Ex. : dans Pierrot, de Maupassant : « Il répondit : "Vous croyez que j'vas apporter mes cordes, mes manivelles, et monter tout ça, et m'en aller là-bas avec mon garçon et m'faire mordre encore par votre maudit quin, pour l'plaisir de vous le r'donner ? fallait pas l'jeter." ». Ici, les paroles du puisatier sont rapportées directement de manière à rendre le texte plus vivant, mais aussi pour donner un effet de réel grâce aux tournures locales, au patois du paysan. C'est aussi une manière pour le narrateur de marquer sa distance avec les paroles de ses personnages, et éventuellement son désaccord face à l'avarice normande.

- le style indirect : les paroles sont intégrées au récit. Elles sont introduites par un verbe de parole et sous la forme d'une subordonnée conjonctive (introduite par « que », « si », « comment »...). Les temps s'alignent sur ceux du récit, et les première et deuxième personnes disparaissent au profit de la troisième personne. Cette manière de rapporter les paroles indirectement confond les prises de paroles des personnages avec leurs actions, accélérant parfois le récit. Les particularités langagières du personnage se retrouvent donc neutralisées par le narrateur.
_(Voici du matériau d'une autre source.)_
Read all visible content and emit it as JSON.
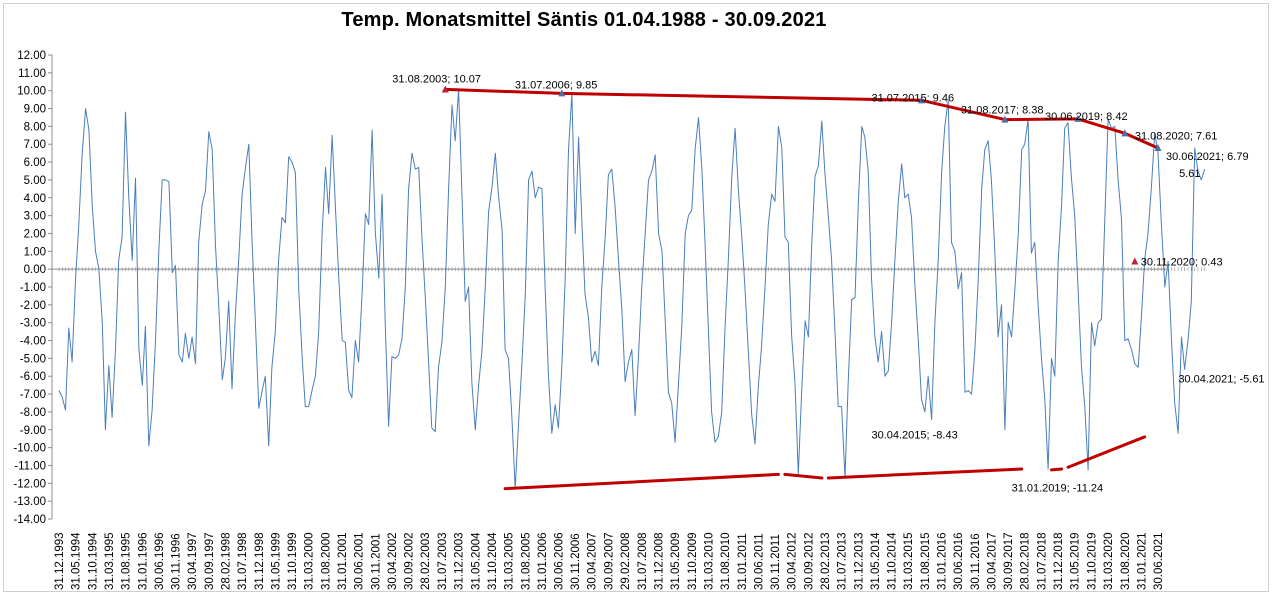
{
  "chart_data": {
    "type": "line",
    "title": "Temp. Monatsmittel Säntis 01.04.1988  - 30.09.2021",
    "xlabel": "",
    "ylabel": "",
    "ylim": [
      -14,
      12
    ],
    "y_ticks": [
      "12.00",
      "11.00",
      "10.00",
      "9.00",
      "8.00",
      "7.00",
      "6.00",
      "5.00",
      "4.00",
      "3.00",
      "2.00",
      "1.00",
      "0.00",
      "-1.00",
      "-2.00",
      "-3.00",
      "-4.00",
      "-5.00",
      "-6.00",
      "-7.00",
      "-8.00",
      "-9.00",
      "-10.00",
      "-11.00",
      "-12.00",
      "-13.00",
      "-14.00"
    ],
    "x_ticks": [
      "31.12.1993",
      "31.05.1994",
      "31.10.1994",
      "31.03.1995",
      "31.08.1995",
      "31.01.1996",
      "30.06.1996",
      "30.11.1996",
      "30.04.1997",
      "30.09.1997",
      "28.02.1998",
      "31.07.1998",
      "31.12.1998",
      "31.05.1999",
      "31.10.1999",
      "31.03.2000",
      "31.08.2000",
      "31.01.2001",
      "30.06.2001",
      "30.11.2001",
      "30.04.2002",
      "30.09.2002",
      "28.02.2003",
      "31.07.2003",
      "31.12.2003",
      "31.05.2004",
      "31.10.2004",
      "31.03.2005",
      "31.08.2005",
      "31.01.2006",
      "30.06.2006",
      "30.11.2006",
      "30.04.2007",
      "30.09.2007",
      "29.02.2008",
      "31.07.2008",
      "31.12.2008",
      "31.05.2009",
      "31.10.2009",
      "31.03.2010",
      "31.08.2010",
      "31.01.2011",
      "30.06.2011",
      "30.11.2011",
      "30.04.2012",
      "30.09.2012",
      "28.02.2013",
      "31.07.2013",
      "31.12.2013",
      "31.05.2014",
      "31.10.2014",
      "31.03.2015",
      "31.08.2015",
      "31.01.2016",
      "30.06.2016",
      "30.11.2016",
      "30.04.2017",
      "30.09.2017",
      "28.02.2018",
      "31.07.2018",
      "31.12.2018",
      "31.05.2019",
      "31.10.2019",
      "31.03.2020",
      "31.08.2020",
      "31.01.2021",
      "30.06.2021"
    ],
    "grid": false,
    "series_color": "#4a7ebb",
    "series": [
      {
        "x_start": "31.12.1993",
        "x_end": "30.09.2021",
        "values": [
          -6.8,
          -7.2,
          -7.9,
          -3.3,
          -5.2,
          -0.6,
          2.5,
          6.5,
          9.0,
          7.8,
          3.5,
          1.0,
          0.0,
          -3.0,
          -9.0,
          -5.4,
          -8.3,
          -4.5,
          0.5,
          1.8,
          8.8,
          4.0,
          0.5,
          5.1,
          -4.5,
          -6.5,
          -3.2,
          -9.9,
          -7.9,
          -4.0,
          1.0,
          5.0,
          5.0,
          4.9,
          -0.2,
          0.2,
          -4.8,
          -5.2,
          -3.6,
          -5.0,
          -3.8,
          -5.3,
          1.5,
          3.6,
          4.4,
          7.7,
          6.7,
          1.3,
          -2.2,
          -6.2,
          -5.0,
          -1.8,
          -6.7,
          -2.5,
          0.5,
          4.2,
          5.7,
          7.0,
          1.5,
          -3.0,
          -7.8,
          -6.8,
          -6.0,
          -9.9,
          -5.5,
          -3.5,
          0.5,
          2.9,
          2.6,
          6.3,
          6.0,
          5.4,
          -1.2,
          -5.0,
          -7.7,
          -7.7,
          -6.8,
          -6.0,
          -3.5,
          2.0,
          5.7,
          3.1,
          7.5,
          3.5,
          -0.5,
          -4.0,
          -4.1,
          -6.8,
          -7.2,
          -4.0,
          -5.2,
          -1.5,
          3.1,
          2.5,
          7.8,
          2.0,
          -0.5,
          4.2,
          -3.0,
          -8.8,
          -4.9,
          -5.0,
          -4.8,
          -3.9,
          -1.0,
          4.5,
          6.5,
          5.6,
          5.7,
          1.6,
          -1.5,
          -5.1,
          -8.9,
          -9.1,
          -5.5,
          -4.1,
          -1.0,
          4.5,
          9.2,
          7.2,
          10.07,
          4.1,
          -1.8,
          -1.0,
          -6.4,
          -9.0,
          -6.5,
          -4.6,
          -1.0,
          3.2,
          4.6,
          6.5,
          4.0,
          2.2,
          -4.5,
          -5.0,
          -8.2,
          -12.3,
          -8.7,
          -5.3,
          -1.4,
          5.0,
          5.5,
          4.0,
          4.6,
          4.5,
          -1.0,
          -6.0,
          -9.2,
          -7.6,
          -8.9,
          -5.5,
          -0.5,
          6.7,
          9.85,
          2.0,
          7.4,
          2.5,
          -1.4,
          -2.7,
          -5.2,
          -4.6,
          -5.4,
          -1.0,
          1.8,
          5.3,
          5.6,
          3.5,
          0.5,
          -2.3,
          -6.3,
          -5.2,
          -4.5,
          -8.2,
          -5.0,
          -1.0,
          2.0,
          5.0,
          5.5,
          6.4,
          2.0,
          1.0,
          -2.6,
          -6.9,
          -7.5,
          -9.7,
          -6.5,
          -3.2,
          2.0,
          3.0,
          3.3,
          6.7,
          8.5,
          5.6,
          1.5,
          -3.4,
          -8.0,
          -9.7,
          -9.4,
          -8.0,
          -3.2,
          0.6,
          5.2,
          7.9,
          4.4,
          1.8,
          -1.0,
          -4.6,
          -8.1,
          -9.8,
          -6.6,
          -4.3,
          -1.0,
          2.5,
          4.2,
          3.8,
          8.0,
          6.8,
          1.8,
          1.5,
          -3.7,
          -6.4,
          -11.5,
          -6.8,
          -2.9,
          -3.8,
          1.5,
          5.2,
          5.8,
          8.3,
          5.4,
          3.0,
          0.5,
          -3.5,
          -7.7,
          -7.7,
          -11.7,
          -6.2,
          -1.7,
          -1.6,
          3.8,
          8.0,
          7.4,
          5.5,
          -0.5,
          -3.8,
          -5.2,
          -3.5,
          -6.0,
          -5.7,
          -3.0,
          0.5,
          3.8,
          5.9,
          4.0,
          4.2,
          2.9,
          -0.8,
          -3.8,
          -7.3,
          -8.0,
          -6.0,
          -8.43,
          -3.0,
          0.6,
          5.5,
          8.0,
          9.46,
          1.5,
          1.0,
          -1.1,
          -0.2,
          -6.9,
          -6.8,
          -7.0,
          -4.5,
          -0.5,
          4.5,
          6.7,
          7.2,
          5.0,
          1.0,
          -3.8,
          -2.0,
          -9.0,
          -3.0,
          -3.8,
          -1.1,
          2.0,
          6.7,
          7.0,
          8.38,
          0.9,
          1.5,
          -2.0,
          -5.0,
          -7.3,
          -11.2,
          -5.0,
          -6.0,
          0.5,
          3.6,
          7.9,
          8.2,
          5.2,
          3.0,
          -1.0,
          -5.4,
          -7.7,
          -11.24,
          -3.0,
          -4.3,
          -3.0,
          -2.8,
          2.6,
          8.42,
          7.9,
          8.0,
          5.0,
          2.8,
          -4.0,
          -3.9,
          -4.5,
          -5.3,
          -5.5,
          -2.5,
          0.5,
          2.0,
          4.5,
          7.61,
          6.5,
          2.5,
          -1.0,
          0.43,
          -4.0,
          -7.5,
          -9.2,
          -3.8,
          -5.61,
          -4.0,
          -1.8,
          6.79,
          5.5,
          5.0,
          5.61
        ]
      }
    ],
    "annotations": [
      {
        "label": "31.08.2003; 10.07",
        "x": "31.08.2003",
        "y": 10.07
      },
      {
        "label": "31.07.2006; 9.85",
        "x": "31.07.2006",
        "y": 9.85
      },
      {
        "label": "31.07.2015; 9.46",
        "x": "31.07.2015",
        "y": 9.46
      },
      {
        "label": "31.08.2017; 8.38",
        "x": "31.08.2017",
        "y": 8.38
      },
      {
        "label": "30.06.2019; 8.42",
        "x": "30.06.2019",
        "y": 8.42
      },
      {
        "label": "31.08.2020; 7.61",
        "x": "31.08.2020",
        "y": 7.61
      },
      {
        "label": "30.06.2021; 6.79",
        "x": "30.06.2021",
        "y": 6.79
      },
      {
        "label": "5.61",
        "x": "30.09.2021",
        "y": 5.61
      },
      {
        "label": "30.11.2020; 0.43",
        "x": "30.11.2020",
        "y": 0.43
      },
      {
        "label": "30.04.2021; -5.61",
        "x": "30.04.2021",
        "y": -5.61
      },
      {
        "label": "30.04.2015; -8.43",
        "x": "30.04.2015",
        "y": -8.43
      },
      {
        "label": "31.01.2019; -11.24",
        "x": "31.01.2019",
        "y": -11.24
      }
    ],
    "marker_color": "#c0203a",
    "trend_color": "#c00000",
    "trend_upper": [
      [
        "31.08.2003",
        10.07
      ],
      [
        "31.07.2006",
        9.85
      ],
      [
        "31.07.2015",
        9.46
      ],
      [
        "31.08.2017",
        8.38
      ],
      [
        "30.06.2019",
        8.42
      ],
      [
        "31.08.2020",
        7.61
      ],
      [
        "30.06.2021",
        6.79
      ]
    ],
    "trend_lower": [
      [
        [
          "28.02.2005",
          -12.3
        ],
        [
          "31.12.2011",
          -11.5
        ]
      ],
      [
        [
          "28.02.2012",
          -11.5
        ],
        [
          "31.01.2013",
          -11.7
        ]
      ],
      [
        [
          "31.03.2013",
          -11.7
        ],
        [
          "31.01.2018",
          -11.2
        ]
      ],
      [
        [
          "31.10.2018",
          -11.25
        ],
        [
          "31.01.2019",
          -11.2
        ]
      ],
      [
        [
          "31.03.2019",
          -11.1
        ],
        [
          "28.02.2021",
          -9.4
        ]
      ]
    ]
  }
}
Ex. : transformation d'un passage de Pierrot, de Maupassant : « Le puisatier répondit qu'il n'allait pas apporter ses cordes, ses manivelles, monter l'ensemble et aller dans la marnière avec son garçon pour se faire mordre par son chien pour le plaisir de lui redonner. Il ajouta qu'elle n'aurait pas dû le jeter ». Au style indirect, les paroles sont alignées sur les actions et quelque peu neutralisées par le narrateur. La voix du personnage et celle du narrateur se confondent, leurs manières de parler également. C'est au lecteur de prendre de lui-même ses distances avec ce qui est dit pour juger les personnages.